Wednesday, November 4, 2020

Down for the count



In my day, kids didn’t have cell phones, interns or robot pets to help them pass the time. Things were simpler, less automated, and involved a great deal more vitamin D. Back then, I was forced to face up to my own mortality every afternoon by going outside to play. While leaving the house was fraught with paranoia and fear, after a little prodding, it became preferable to enduring the raucous jingle of Barney the Purple Dinosaur, constantly emanating from neighborhood TV sets. I had to escape. 


Some kids dug holes, others swung tree branches, but me? I took to hopping for hours on a pogo stick. It gave me something productive to do. Like treading water, skilled technicians of the practice do it as if their life depended on it. Because in some ways, it did. Falling was always a possibility. You could land on the errant acorn left by an aggrieved squirrel, despondent over another subpart winter of diminishing fruits.


I’d bounce and bounce. However, the act itself wasn’t particularly fulfilling. So in those early jumps, I would do something else that increased the degree of difficulty. Like say, drink a homemade Arnold Palmer or silently recite William Blake’s best work. Soon though, that left me cold, too. 


I had to count my hops. There weren't many other options. Otherwise, there was no way to assess my progress. It was easy in the beginning. I’d count and count and eventually jump off. After daily practice, my proficiency predictably went up. Hundreds, then thousands, then tens of thousands. Of course, this is also where I began to lose count. 

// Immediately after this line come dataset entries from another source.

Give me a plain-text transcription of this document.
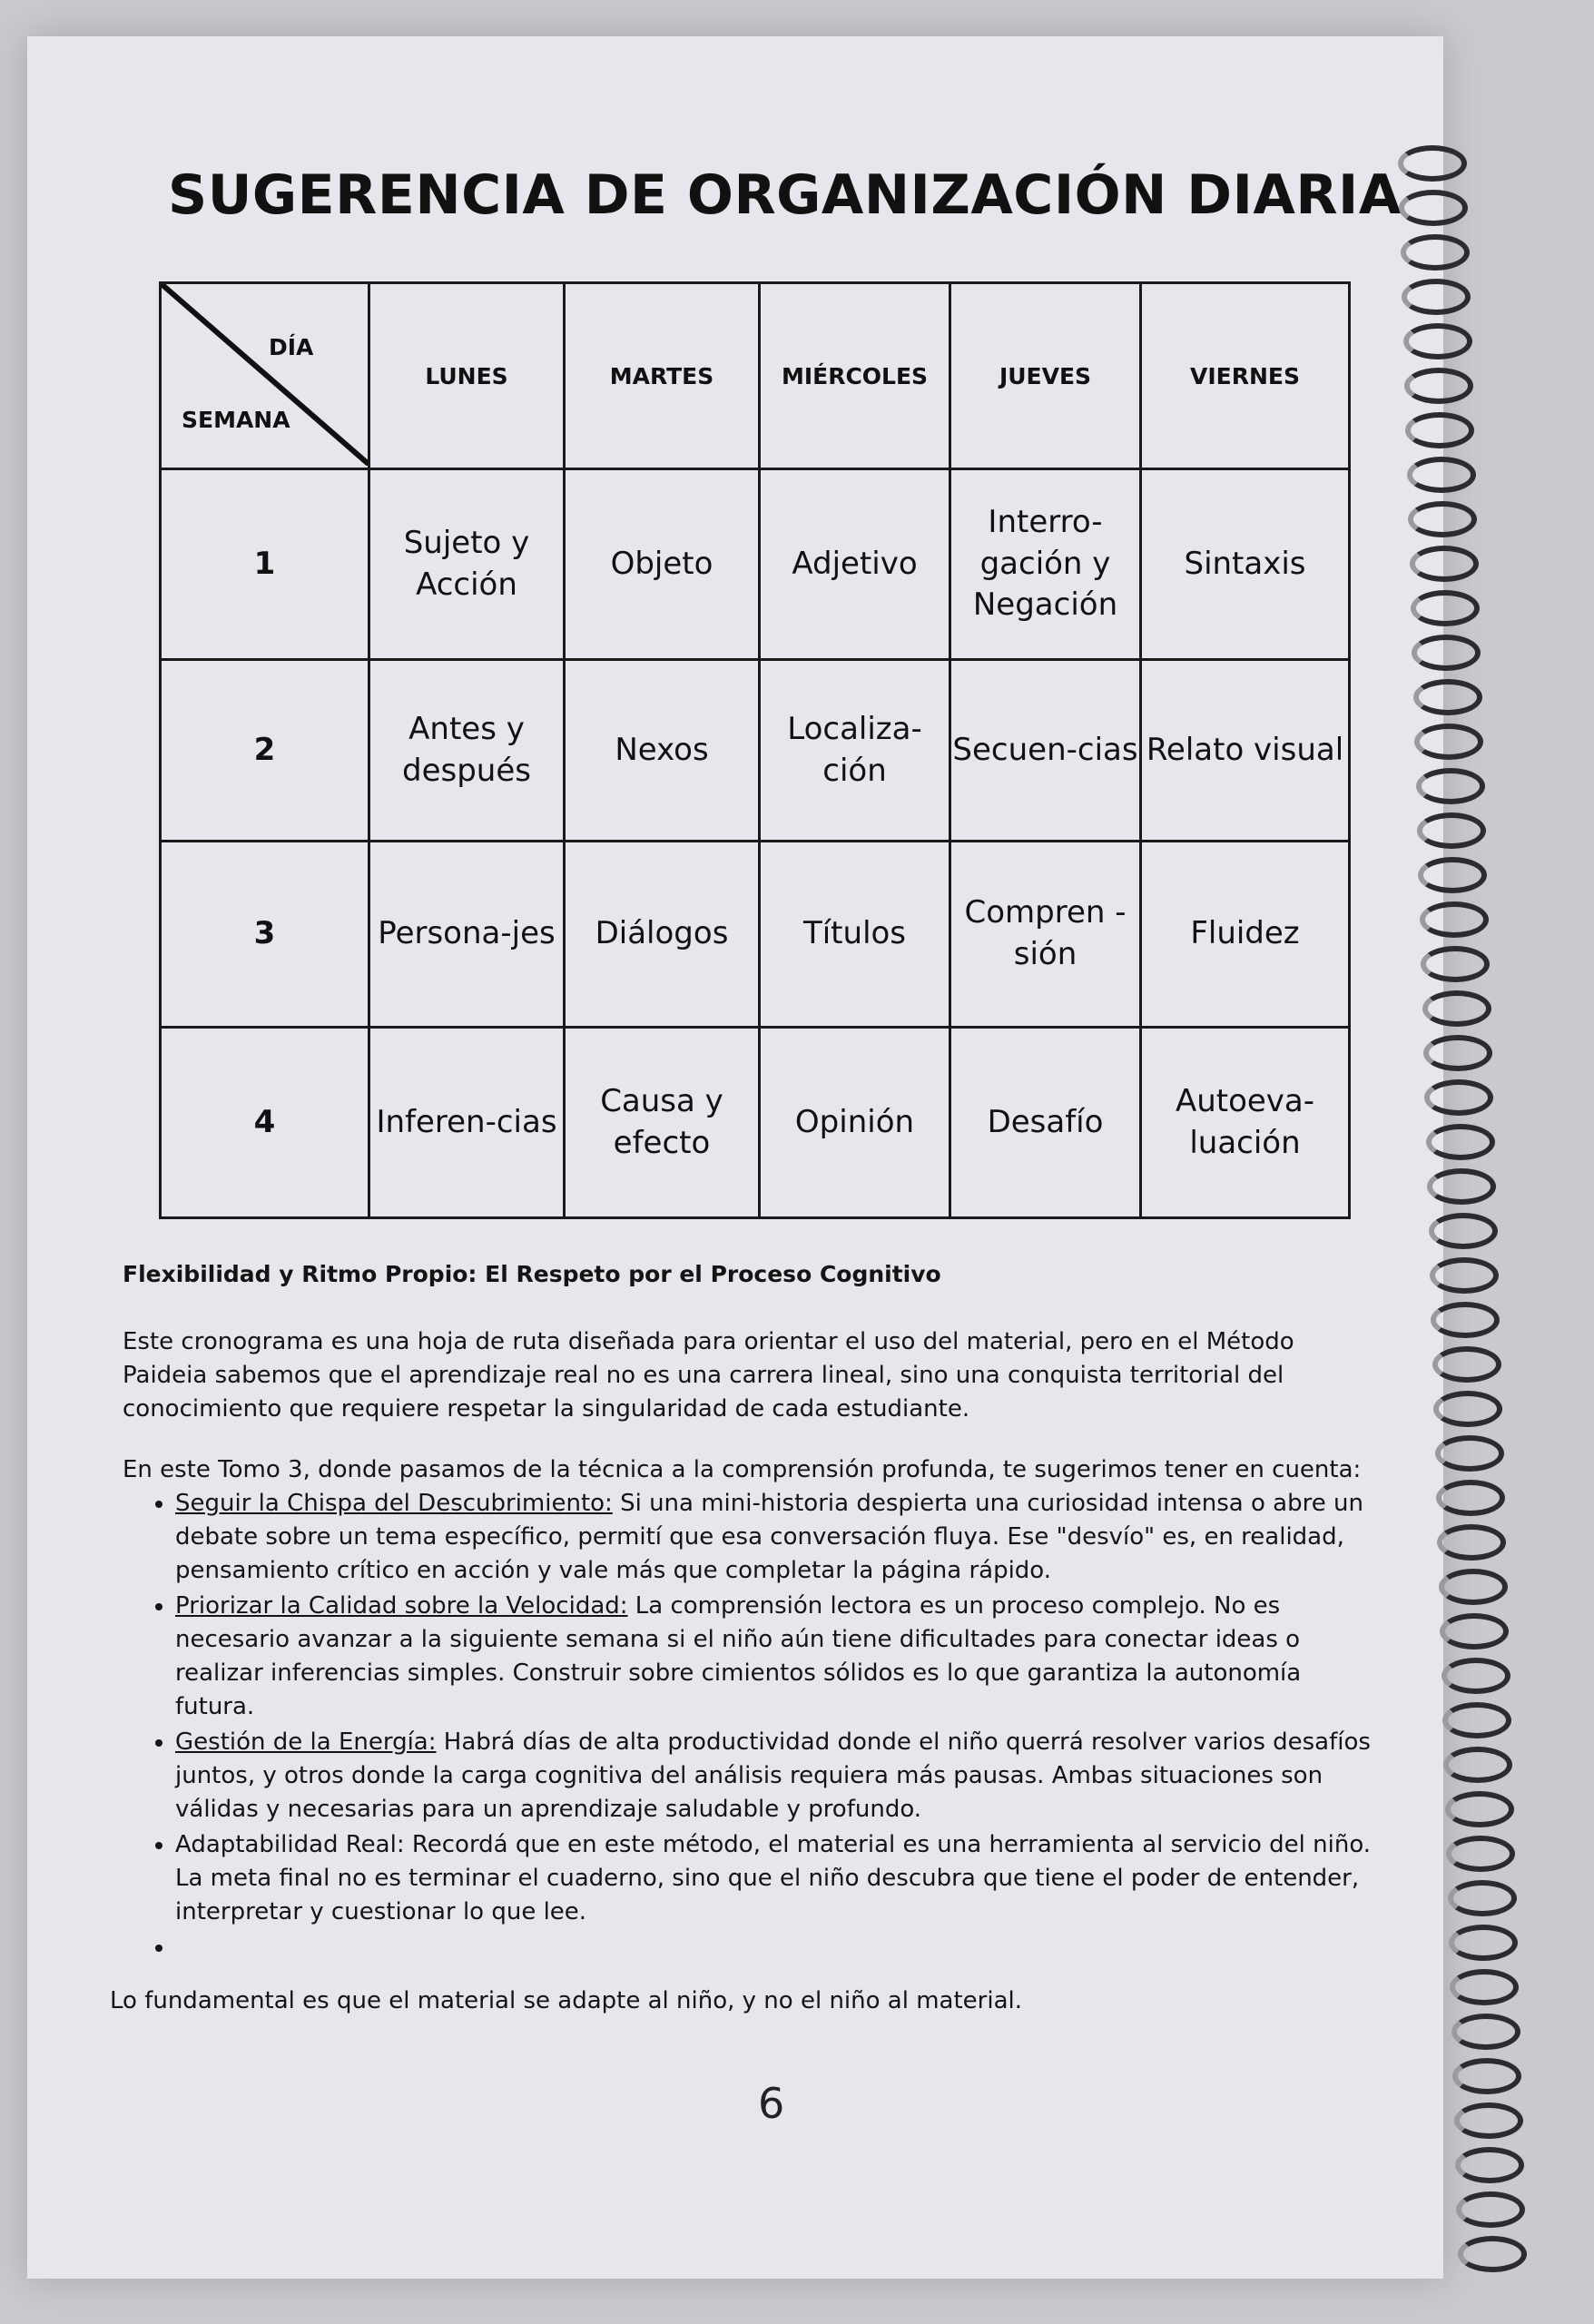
SUGERENCIA DE ORGANIZACIÓN DIARIA
DÍA
SEMANA	LUNES	MARTES	MIÉRCOLES	JUEVES	VIERNES
1	Sujeto y Acción	Objeto	Adjetivo	Interro-gación y Negación	Sintaxis
2	Antes y después	Nexos	Localiza-ción	Secuen-cias	Relato visual
3	Persona-jes	Diálogos	Títulos	Compren -sión	Fluidez
4	Inferen-cias	Causa y efecto	Opinión	Desafío	Autoeva-luación

Flexibilidad y Ritmo Propio: El Respeto por el Proceso Cognitivo

Este cronograma es una hoja de ruta diseñada para orientar el uso del material, pero en el Método Paideia sabemos que el aprendizaje real no es una carrera lineal, sino una conquista territorial del conocimiento que requiere respetar la singularidad de cada estudiante.

En este Tomo 3, donde pasamos de la técnica a la comprensión profunda, te sugerimos tener en cuenta:

• Seguir la Chispa del Descubrimiento: Si una mini-historia despierta una curiosidad intensa o abre un debate sobre un tema específico, permití que esa conversación fluya. Ese "desvío" es, en realidad, pensamiento crítico en acción y vale más que completar la página rápido.
• Priorizar la Calidad sobre la Velocidad: La comprensión lectora es un proceso complejo. No es necesario avanzar a la siguiente semana si el niño aún tiene dificultades para conectar ideas o realizar inferencias simples. Construir sobre cimientos sólidos es lo que garantiza la autonomía futura.
• Gestión de la Energía: Habrá días de alta productividad donde el niño querrá resolver varios desafíos juntos, y otros donde la carga cognitiva del análisis requiera más pausas. Ambas situaciones son válidas y necesarias para un aprendizaje saludable y profundo.
• Adaptabilidad Real: Recordá que en este método, el material es una herramienta al servicio del niño. La meta final no es terminar el cuaderno, sino que el niño descubra que tiene el poder de entender, interpretar y cuestionar lo que lee.
•

Lo fundamental es que el material se adapte al niño, y no el niño al material.

6
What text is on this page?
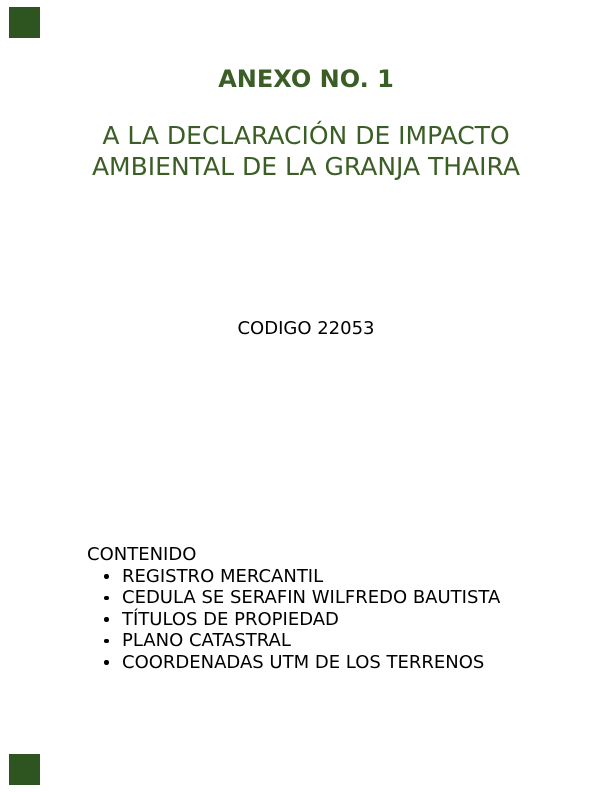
ANEXO NO. 1
A LA DECLARACIÓN DE IMPACTO
AMBIENTAL DE LA GRANJA THAIRA
CODIGO 22053
CONTENIDO
REGISTRO MERCANTIL
CEDULA SE SERAFIN WILFREDO BAUTISTA
TÍTULOS DE PROPIEDAD
PLANO CATASTRAL
COORDENADAS UTM DE LOS TERRENOS
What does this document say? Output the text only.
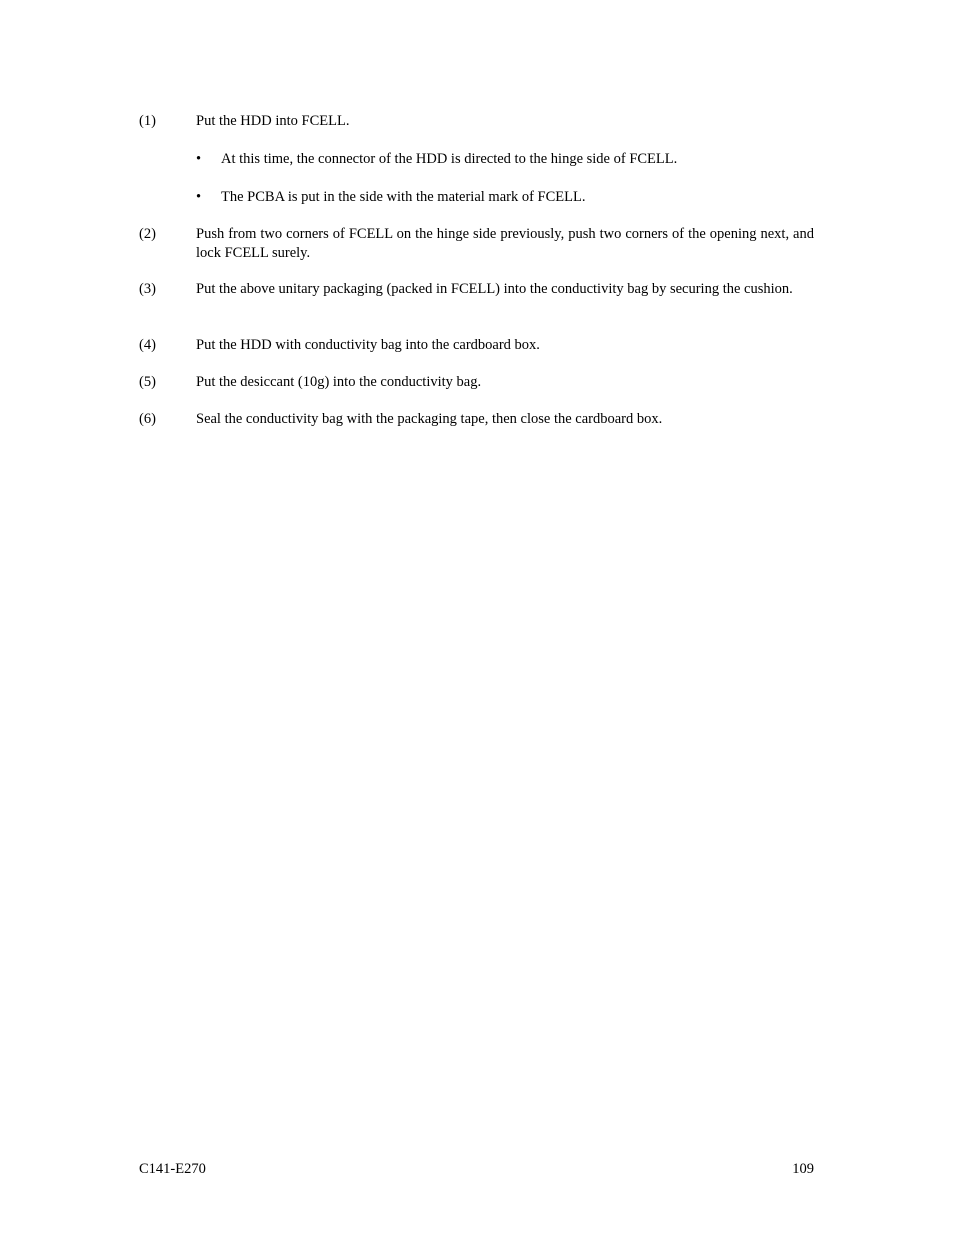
(1)	Put the HDD into FCELL.
• At this time, the connector of the HDD is directed to the hinge side of FCELL.
• The PCBA is put in the side with the material mark of FCELL.
(2)	Push from two corners of FCELL on the hinge side previously, push two corners of the opening next, and lock FCELL surely.
(3)	Put the above unitary packaging (packed in FCELL) into the conductivity bag by securing the cushion.
(4)	Put the HDD with conductivity bag into the cardboard box.
(5)	Put the desiccant (10g) into the conductivity bag.
(6)	Seal the conductivity bag with the packaging tape, then close the cardboard box.
C141-E270	109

Too often, something would happen to distract me. The squeal of a distant car horn. The shriek of a dissonant baby. The scream of a discordant bird. While I was rarely greeted by this trifecta all at once, even one such example would send me flying into the tall glass. At around twelve or thirteen thousand, I reached my limit both spiritually and arithmetically. Initially, I tried to regain my composure and account for my slip ups. Then I stopped caring, realizing that the joy of bouncing had been taken from me by my commitment to such precise mathematical tyranny. I bounced for a while, without a care or a count, until the advent of the cell phone gave me a device to truly embrace. 


This is all to say that counting is hard. Do you think we’d have a metric system without also having ten fingers and ten toes? The first digits you learn aren’t those of a would-be paramour, but the ones conspicuously dangling off your extremities. You can count on it.